I take a slow sip of my beer. “Only if the cake’s good.”
“You’re such a fucking Whitmore.”
I glance at him, calm as ever. “Funny. You’ve spent the last how many years trying to be one of us?” My gaze moves to Ellie. “Or at least fuck one of us.”
He opens his mouth, but I don’t give him the chance.
“What’s the saying?” I ask, letting my eyes drift back to Bella. “She’s just not that into you.”
We fall silent again but I don’t stop watching her. Not because I’m desperate. Because I’m sure.
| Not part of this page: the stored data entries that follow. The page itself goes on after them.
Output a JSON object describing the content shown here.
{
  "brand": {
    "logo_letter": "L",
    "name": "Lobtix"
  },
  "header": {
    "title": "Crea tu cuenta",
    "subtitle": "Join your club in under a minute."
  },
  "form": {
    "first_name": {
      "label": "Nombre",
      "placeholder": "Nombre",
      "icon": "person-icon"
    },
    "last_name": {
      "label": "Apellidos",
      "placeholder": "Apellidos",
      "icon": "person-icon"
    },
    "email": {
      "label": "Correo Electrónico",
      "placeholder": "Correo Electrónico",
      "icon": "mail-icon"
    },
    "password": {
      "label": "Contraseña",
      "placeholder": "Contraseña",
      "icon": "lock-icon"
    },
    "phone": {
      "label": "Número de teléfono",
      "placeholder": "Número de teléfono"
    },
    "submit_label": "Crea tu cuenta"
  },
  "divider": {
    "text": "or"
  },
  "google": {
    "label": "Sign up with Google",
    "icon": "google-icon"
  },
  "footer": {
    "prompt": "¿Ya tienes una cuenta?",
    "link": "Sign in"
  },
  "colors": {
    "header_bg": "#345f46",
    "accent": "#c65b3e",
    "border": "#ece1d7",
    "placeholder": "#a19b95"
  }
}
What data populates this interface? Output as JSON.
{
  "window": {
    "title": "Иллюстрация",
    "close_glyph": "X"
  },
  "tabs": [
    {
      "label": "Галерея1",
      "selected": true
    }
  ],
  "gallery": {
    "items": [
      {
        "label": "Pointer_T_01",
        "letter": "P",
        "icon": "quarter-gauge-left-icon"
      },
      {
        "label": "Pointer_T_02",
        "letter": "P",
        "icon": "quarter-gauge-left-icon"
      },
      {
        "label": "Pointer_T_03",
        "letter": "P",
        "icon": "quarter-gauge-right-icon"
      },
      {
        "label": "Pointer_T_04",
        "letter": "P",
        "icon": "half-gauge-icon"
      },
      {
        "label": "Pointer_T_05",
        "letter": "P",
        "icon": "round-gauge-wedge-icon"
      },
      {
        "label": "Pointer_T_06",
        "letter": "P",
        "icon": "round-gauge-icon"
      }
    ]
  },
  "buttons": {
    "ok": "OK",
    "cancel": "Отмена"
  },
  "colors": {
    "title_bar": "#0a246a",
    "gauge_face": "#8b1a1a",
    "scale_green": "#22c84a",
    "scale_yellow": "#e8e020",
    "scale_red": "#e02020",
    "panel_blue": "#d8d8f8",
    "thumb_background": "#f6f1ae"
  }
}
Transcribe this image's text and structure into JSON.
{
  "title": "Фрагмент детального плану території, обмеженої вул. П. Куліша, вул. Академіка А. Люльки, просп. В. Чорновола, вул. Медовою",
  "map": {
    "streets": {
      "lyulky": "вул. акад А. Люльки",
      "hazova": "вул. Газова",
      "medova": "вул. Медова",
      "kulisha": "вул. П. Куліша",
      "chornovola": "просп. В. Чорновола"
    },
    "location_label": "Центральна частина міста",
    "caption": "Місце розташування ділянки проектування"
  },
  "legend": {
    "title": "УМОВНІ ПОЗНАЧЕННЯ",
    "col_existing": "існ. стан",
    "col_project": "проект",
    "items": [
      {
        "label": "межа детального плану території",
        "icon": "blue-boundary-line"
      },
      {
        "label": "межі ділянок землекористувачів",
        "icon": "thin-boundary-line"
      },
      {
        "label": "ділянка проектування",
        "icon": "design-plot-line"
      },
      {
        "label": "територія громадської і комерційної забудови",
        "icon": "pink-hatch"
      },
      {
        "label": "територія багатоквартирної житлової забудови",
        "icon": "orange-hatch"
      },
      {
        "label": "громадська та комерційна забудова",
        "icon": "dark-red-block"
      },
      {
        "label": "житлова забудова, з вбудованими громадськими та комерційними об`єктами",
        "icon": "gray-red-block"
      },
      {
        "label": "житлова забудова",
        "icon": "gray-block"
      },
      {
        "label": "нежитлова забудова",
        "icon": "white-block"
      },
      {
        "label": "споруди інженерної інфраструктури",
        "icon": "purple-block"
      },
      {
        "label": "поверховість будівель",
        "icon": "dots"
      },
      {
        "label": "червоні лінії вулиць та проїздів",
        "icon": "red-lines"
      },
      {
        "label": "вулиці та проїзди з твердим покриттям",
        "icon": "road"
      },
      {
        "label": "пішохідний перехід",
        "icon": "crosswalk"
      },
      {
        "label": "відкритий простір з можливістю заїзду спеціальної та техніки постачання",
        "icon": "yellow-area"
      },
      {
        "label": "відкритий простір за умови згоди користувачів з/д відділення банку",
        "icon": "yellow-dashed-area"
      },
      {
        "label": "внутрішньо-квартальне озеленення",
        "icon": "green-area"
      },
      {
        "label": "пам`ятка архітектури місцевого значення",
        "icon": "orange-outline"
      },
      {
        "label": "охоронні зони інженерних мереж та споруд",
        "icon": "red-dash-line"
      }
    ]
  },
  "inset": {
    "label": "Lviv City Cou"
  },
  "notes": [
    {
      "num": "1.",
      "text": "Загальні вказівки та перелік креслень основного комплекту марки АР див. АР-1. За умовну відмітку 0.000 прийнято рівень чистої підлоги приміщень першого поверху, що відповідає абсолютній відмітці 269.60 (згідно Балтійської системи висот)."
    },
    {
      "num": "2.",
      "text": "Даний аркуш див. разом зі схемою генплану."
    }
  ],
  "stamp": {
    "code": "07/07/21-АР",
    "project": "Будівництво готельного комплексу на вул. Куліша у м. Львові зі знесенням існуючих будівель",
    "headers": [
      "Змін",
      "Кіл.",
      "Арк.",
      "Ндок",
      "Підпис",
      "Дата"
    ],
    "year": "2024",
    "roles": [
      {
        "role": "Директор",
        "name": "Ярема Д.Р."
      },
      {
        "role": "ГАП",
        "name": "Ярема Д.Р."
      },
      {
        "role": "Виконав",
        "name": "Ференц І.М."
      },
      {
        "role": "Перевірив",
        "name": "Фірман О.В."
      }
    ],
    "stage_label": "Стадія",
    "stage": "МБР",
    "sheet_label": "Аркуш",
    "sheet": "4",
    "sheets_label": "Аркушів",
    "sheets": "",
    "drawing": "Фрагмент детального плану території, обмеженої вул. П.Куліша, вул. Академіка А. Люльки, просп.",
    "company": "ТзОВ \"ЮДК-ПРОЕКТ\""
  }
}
There’s something about her, about the way she moves, and the way the whole room bends around her without even realizing it.
She’s not the kind of girl you chase. She’s the kind you meet at the right moment. When the timing’s sharp enough to cut through doubt and the fire is already lit.
The kind of girl who once made me drive to Saratoga Springs because she lost her shoes at a party. The kind who always laughed when she was hungover. The kind who used to steal my hoodies and pretend she didn’t.
Of all the moments we’ve already had, I intend to make sure this moment is the one that counts.